Я решила сделать небольшую технику, поработать с этим воспоминанием.
Вкратце техника заключается в том, что я из настоящего момента, то есть я-нынешняя, взрослая, со всем своим жизненным опытом обращаюсь к себе той, маленькой 6-летней растерянной Свете и нахожу слова утешения, которые мне так были важны в тот момент.
Я представила, как подхожу к себе маленькой, идущей «бить Ленку», и предлагаю посидеть у пруда на окраине деревни. Мне нравился тот пруд, летом вся деревенская детвора весело в нем купалась, ныряя или сталкивая друг друга с деревянного мостика. Мы сидели на траве, смотрели на воду, и я-взрослая обратилась к себе маленькой:
— что с тобой сейчас?
— мне плохо, я и хочу, и боюсь ударить Ленку … ссора уже позади, и сейчас драться уже вроде как поздно. Ее родители рядом, обвинят меня еще, что это я первая напала
— когда она тебя толкнула, ты испугалась, растерялась и поэтому не смогла ответить сразу …
— да
— ты ждала, что бабушка тебя поймет, утешит и заступится, но бабушка не сказала того, что тебе важно было услышать, а велела пойти и ударить в ответ…

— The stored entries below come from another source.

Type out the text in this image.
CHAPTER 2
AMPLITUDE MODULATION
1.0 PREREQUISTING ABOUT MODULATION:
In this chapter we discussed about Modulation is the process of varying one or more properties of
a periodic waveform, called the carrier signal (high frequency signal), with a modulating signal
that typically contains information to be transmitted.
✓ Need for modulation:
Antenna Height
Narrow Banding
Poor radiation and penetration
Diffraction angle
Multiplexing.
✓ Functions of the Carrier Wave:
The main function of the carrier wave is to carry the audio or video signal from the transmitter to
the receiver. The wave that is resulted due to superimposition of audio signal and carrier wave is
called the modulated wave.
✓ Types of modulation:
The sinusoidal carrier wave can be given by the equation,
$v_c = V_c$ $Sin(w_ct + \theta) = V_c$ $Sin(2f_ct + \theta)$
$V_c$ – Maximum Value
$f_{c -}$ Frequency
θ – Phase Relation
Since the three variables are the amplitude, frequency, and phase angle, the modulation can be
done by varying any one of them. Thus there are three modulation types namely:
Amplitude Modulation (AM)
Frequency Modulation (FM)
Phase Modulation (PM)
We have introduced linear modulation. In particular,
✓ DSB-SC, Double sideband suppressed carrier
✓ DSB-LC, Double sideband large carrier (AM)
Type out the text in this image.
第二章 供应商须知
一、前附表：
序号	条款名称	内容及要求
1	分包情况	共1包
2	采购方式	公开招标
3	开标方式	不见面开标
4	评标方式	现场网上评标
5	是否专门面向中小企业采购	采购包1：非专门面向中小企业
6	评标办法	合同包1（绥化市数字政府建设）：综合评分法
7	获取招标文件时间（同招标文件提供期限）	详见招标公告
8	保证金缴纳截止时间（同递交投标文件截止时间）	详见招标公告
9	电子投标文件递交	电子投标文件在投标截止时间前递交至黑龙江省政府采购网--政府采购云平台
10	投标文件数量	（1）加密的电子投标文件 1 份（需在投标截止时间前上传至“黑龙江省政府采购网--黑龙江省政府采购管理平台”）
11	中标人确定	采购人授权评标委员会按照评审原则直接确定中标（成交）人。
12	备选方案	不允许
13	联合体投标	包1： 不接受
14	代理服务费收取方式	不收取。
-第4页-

— да (до меня вдруг дошло, что в тот момент я совершала над собой насилие) я себя заставляю сейчас, теперь я как будто «должна» ответить, а мне страшно — хочется убежать и плакать. Если я не отвечу, я буду чувствовать, что струсила, и от этого тяжелее вдвойне
— ты чувствуешь себя одинокой и растерянной… обижена и боишься защитить себя… и стыдишься этого… Я хочу тебе сказать одну вещь — ты больше не одна, я буду с тобой. Знай, что ты можешь всегда ко мне обратиться за помощью. Ты винишь себя, что растерялась и сразу не ответила. Так бывает, это естественная реакция, и это не значит, что ты трусиха. Тебе не нужно пойти и ударить только чтобы доказать, что ты это можешь — ты можешь выбирать, как отреагировать. Сейчас ты действительно хочешь ударить в ответ?
— я обижаюсь, но уже не настолько, чтобы ударить
— что хочешь сейчас сделать?
— я хочу пойти к Ленке и сказать: Ленка, ну ты и коза. Сейчас бить не буду, но знай, еще раз полезешь, я дам сдачи.
— хорошо, идешь?
— да, иду… а я правда не слабая, если не бью в ответ?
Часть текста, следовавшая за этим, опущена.